Tiago Correia reiterou que “em várias zonas da cidade” os passeios estão danificados e recordou que recebeu orientação direta do presidente da autarquia, João Oliveira, para que sejam estudadas soluções que permitam resolver simultaneamente os problemas dos passeios e das árvores que os danificam. “Esse estudo já está a ser feito”, indicou.
O vice-presidente reconheceu, contudo, que algumas situações não terão resolução sem abates pontuais. Acrescentou ainda que o concelho conta atualmente com cerca de 12 mil exemplares. “Eu admito que, se calhar no final do mandato, vamos ter muitas mais”.
Sublinhou que o critério determinante será a mobilidade pedonal. “Portanto, será sempre esse o nosso objetivo, mas, se calhar, pontualmente, sobretudo para resolver questões de mobilidade, de reduzir a mobilidade dos passeios, pode haver essa necessidade de intervenção”.
O autarca recordou intervenções anteriores em que o município optou por preservar as árvores, ajustando a estrutura dos passeios. “Por exemplo, nós fizemos uma intervenção há uns anos atrás, ainda foi o tempo do Ricardo Figueiredo, que foi ali no Largo das Laranjeiras. Nós, em vez de tirarmos as árvores, desviamos o passeio, por exemplo, é possível desviar o passeio mais para a esquerda e ajardinar...”.
A técnica do Ambiente destacou o investimento recente na gestão do arvoredo municipal, lembrando que o ano passado a Câmara “gastou cerca de 500 mil euros na gestão do arvoredo, coisa que não existia em anos anteriores, porque não havia propriamente uma gestão do arvoredo”. Explicou que a mudança decorre da entrada em vigor de legislação que obriga os municípios a gerir o arvoredo urbano “de uma forma muito concreta e objetiva”, motivo pelo qual, “de há dois anos”, a responsabilidade passou para a unidade do Ambiente. Desde então, referiu, tem sido desenvolvido “um grande trabalho”, incluindo o levantamento arbóreo e a avaliação fitossanitária, que “está toda feita”. Acrescentou que, “em breve”, será disponibilizada uma ferramenta digital para uso dos munícipes, “em cumprimento também do que está previsto na lei”.

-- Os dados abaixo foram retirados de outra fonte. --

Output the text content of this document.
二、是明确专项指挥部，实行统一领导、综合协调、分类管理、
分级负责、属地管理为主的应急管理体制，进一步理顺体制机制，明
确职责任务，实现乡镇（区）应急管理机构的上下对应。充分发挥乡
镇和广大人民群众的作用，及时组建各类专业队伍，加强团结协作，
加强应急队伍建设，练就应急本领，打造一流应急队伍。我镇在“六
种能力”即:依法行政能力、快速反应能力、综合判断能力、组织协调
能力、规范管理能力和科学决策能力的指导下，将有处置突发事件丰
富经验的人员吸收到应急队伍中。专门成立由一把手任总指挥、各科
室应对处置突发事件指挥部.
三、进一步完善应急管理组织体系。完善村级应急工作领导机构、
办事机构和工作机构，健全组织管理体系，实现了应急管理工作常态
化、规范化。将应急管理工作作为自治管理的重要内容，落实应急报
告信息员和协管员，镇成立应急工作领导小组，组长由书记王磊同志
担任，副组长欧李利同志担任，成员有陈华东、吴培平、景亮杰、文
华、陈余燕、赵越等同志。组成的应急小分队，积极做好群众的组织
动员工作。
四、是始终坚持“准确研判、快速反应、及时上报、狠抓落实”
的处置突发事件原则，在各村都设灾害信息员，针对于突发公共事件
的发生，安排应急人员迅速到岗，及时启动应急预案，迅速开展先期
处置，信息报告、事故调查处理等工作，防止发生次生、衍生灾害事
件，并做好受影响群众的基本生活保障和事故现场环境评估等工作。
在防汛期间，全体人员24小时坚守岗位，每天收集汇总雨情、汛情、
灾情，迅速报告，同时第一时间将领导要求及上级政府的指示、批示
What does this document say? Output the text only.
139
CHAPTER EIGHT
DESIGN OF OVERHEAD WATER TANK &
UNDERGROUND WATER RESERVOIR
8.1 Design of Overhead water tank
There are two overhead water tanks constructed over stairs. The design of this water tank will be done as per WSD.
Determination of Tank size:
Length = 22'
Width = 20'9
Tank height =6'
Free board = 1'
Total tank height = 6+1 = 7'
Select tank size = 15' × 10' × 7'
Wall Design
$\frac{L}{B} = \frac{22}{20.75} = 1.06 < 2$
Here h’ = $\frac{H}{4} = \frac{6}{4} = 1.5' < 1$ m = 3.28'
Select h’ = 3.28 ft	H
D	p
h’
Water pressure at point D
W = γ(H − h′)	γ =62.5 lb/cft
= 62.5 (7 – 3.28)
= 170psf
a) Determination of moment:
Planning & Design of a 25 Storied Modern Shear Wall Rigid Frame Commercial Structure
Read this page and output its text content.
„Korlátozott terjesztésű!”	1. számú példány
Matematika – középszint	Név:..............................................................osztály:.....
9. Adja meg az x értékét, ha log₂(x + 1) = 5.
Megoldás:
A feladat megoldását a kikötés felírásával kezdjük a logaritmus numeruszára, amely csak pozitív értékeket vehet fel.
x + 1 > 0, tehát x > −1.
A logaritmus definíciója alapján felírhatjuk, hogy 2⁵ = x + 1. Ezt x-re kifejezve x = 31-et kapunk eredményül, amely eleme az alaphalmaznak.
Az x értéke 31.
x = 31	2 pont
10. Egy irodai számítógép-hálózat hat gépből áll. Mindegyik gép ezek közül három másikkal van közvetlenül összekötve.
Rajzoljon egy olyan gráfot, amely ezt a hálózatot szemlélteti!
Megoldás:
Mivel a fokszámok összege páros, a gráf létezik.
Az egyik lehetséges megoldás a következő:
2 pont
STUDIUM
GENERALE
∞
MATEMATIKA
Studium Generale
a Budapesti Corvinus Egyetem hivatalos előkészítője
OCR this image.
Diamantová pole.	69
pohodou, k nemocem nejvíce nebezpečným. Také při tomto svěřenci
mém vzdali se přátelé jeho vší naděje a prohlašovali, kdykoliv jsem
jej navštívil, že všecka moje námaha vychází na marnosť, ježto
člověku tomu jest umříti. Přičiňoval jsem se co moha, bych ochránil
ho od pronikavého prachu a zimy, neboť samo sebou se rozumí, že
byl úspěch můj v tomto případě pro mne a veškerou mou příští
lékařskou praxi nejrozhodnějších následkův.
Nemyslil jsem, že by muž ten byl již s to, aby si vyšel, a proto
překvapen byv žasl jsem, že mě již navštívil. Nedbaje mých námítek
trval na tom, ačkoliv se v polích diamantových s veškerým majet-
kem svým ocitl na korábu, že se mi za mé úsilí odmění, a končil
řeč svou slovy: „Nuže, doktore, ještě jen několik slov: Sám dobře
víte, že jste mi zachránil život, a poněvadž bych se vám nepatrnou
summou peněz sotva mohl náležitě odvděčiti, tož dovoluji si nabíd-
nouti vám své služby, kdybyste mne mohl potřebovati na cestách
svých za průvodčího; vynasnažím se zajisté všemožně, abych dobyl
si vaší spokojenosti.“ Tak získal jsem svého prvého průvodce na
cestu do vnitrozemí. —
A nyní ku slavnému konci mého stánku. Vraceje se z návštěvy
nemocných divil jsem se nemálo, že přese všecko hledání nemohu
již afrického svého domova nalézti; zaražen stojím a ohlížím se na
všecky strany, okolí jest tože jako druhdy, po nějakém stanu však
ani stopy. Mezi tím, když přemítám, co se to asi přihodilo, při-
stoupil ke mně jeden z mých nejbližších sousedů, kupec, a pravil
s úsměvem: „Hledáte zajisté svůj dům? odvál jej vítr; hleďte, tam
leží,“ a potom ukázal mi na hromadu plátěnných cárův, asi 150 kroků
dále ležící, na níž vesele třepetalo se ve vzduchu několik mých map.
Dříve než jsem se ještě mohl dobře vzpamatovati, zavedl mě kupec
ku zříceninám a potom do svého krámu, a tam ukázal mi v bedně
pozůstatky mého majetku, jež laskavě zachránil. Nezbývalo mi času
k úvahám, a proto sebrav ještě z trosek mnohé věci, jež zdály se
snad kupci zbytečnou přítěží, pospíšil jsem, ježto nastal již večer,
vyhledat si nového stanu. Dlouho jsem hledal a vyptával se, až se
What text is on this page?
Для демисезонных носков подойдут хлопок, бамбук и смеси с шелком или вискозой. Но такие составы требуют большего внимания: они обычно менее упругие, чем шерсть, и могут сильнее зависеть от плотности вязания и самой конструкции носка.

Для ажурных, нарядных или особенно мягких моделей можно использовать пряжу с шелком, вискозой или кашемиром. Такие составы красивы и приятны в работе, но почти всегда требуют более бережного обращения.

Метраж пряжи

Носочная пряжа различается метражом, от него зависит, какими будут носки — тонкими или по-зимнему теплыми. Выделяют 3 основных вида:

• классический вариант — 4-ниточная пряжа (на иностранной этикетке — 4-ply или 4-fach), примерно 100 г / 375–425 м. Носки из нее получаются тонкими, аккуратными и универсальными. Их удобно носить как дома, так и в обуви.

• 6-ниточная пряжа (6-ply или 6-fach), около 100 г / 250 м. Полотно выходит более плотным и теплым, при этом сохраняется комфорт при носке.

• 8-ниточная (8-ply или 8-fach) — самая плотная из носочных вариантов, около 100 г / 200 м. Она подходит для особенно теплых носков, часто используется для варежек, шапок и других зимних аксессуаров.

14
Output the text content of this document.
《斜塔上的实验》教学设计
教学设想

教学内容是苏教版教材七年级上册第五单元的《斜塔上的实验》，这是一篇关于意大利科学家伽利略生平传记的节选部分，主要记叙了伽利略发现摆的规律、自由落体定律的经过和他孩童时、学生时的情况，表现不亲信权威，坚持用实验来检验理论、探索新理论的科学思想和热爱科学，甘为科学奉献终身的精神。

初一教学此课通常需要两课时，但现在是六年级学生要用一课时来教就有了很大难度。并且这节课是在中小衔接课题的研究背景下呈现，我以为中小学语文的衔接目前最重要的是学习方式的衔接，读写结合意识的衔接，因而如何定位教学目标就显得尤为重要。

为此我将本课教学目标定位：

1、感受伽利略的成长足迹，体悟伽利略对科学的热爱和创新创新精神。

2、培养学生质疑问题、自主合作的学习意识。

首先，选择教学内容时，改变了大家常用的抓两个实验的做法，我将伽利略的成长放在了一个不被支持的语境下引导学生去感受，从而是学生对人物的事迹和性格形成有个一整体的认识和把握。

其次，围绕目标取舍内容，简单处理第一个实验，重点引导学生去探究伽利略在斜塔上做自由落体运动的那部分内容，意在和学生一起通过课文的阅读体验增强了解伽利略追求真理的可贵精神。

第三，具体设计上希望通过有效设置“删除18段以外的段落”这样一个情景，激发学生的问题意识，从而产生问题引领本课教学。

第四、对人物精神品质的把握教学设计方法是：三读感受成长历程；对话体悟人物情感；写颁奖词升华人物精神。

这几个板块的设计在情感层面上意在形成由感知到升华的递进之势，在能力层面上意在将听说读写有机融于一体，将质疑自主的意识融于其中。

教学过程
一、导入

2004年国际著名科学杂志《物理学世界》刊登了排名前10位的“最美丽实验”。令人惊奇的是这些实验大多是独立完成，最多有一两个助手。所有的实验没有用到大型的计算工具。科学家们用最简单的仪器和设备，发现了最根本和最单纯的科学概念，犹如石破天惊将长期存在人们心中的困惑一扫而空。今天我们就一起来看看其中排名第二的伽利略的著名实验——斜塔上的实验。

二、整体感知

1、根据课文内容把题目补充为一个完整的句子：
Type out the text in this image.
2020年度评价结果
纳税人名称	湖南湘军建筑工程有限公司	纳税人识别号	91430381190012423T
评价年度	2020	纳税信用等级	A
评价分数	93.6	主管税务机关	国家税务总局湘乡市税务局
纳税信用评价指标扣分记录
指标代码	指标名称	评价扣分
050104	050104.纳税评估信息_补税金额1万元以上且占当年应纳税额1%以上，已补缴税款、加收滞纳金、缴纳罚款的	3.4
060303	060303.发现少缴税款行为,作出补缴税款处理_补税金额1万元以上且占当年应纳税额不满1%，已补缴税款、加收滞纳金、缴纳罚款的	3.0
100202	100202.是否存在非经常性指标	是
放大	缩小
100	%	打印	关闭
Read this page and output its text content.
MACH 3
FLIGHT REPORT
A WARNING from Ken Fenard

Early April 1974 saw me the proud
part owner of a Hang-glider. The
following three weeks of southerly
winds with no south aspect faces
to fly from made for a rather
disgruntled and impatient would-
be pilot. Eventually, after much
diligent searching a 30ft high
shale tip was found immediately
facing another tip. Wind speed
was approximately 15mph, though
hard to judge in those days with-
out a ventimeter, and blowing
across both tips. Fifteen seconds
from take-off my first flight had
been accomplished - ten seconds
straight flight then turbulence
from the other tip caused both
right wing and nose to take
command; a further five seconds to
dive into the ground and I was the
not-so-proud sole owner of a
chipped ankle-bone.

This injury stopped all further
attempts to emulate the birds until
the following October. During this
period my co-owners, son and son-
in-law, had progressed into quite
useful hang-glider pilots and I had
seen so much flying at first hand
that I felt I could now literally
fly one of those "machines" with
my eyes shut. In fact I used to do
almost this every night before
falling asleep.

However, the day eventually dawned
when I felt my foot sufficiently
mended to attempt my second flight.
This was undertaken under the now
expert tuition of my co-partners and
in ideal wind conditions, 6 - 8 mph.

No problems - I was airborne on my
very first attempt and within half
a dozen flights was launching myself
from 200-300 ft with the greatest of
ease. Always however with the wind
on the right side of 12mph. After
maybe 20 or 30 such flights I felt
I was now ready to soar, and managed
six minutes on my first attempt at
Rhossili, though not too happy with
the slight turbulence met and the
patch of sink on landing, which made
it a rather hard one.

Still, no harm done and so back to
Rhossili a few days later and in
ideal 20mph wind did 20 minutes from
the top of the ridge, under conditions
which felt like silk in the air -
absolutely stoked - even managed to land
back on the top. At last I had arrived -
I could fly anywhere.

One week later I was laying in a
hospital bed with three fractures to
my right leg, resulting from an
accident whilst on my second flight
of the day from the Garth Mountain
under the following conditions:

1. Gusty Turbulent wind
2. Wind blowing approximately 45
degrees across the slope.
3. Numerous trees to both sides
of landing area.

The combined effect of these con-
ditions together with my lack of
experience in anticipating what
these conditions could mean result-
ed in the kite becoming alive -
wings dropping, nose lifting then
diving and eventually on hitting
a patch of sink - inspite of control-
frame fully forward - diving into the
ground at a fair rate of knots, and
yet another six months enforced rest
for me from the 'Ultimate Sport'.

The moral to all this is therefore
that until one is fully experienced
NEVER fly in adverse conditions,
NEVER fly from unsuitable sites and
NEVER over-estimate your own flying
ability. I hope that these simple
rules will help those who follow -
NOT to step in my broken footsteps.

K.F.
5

Decorre o levantamento para reabilitação e construção de passeios
À margem do encontro, o vice-presidente da Câmara revelou ao nosso jornal que a autarquia está a realizar “um levantamento abrangente das necessidades de reabilitação e construção de passeios na cidade, uma das prioridades do programa da nossa candidatura”. Tiago Correia salienta que esse trabalho “é fundamental para melhorar a segurança, o conforto e a mobilidade de todos os que se deslocam a pé, reforçando a qualidade do espaço público, em particular em locais da cidade que ainda não tiveram grandes intervenções, muitos deles fora da zona central”.
Para já e em concreto, o autarca adianta que foram identificados já alguns troços que merecem intervenção, sendo esses os casos, por exemplo, da Rua José Domingos de Oliveira, Avenida Dr. Renato Araújo - entre o 8ª Avenida e o cruzamento com a Rua Visconde - e Rua Albano Martins.
“Paralelamente, vai iniciar-se em breve uma empreitada de execução de passeios em tapete betuminoso e estamos a reformular o procedimento do concurso para uma outra empreitada de requalificação de passeios que anteriormente ficou deserto”, acrescentou, referindo que esse concurso “será agora novamente lançado, permitindo avançar com um conjunto de intervenções nesse âmbito”.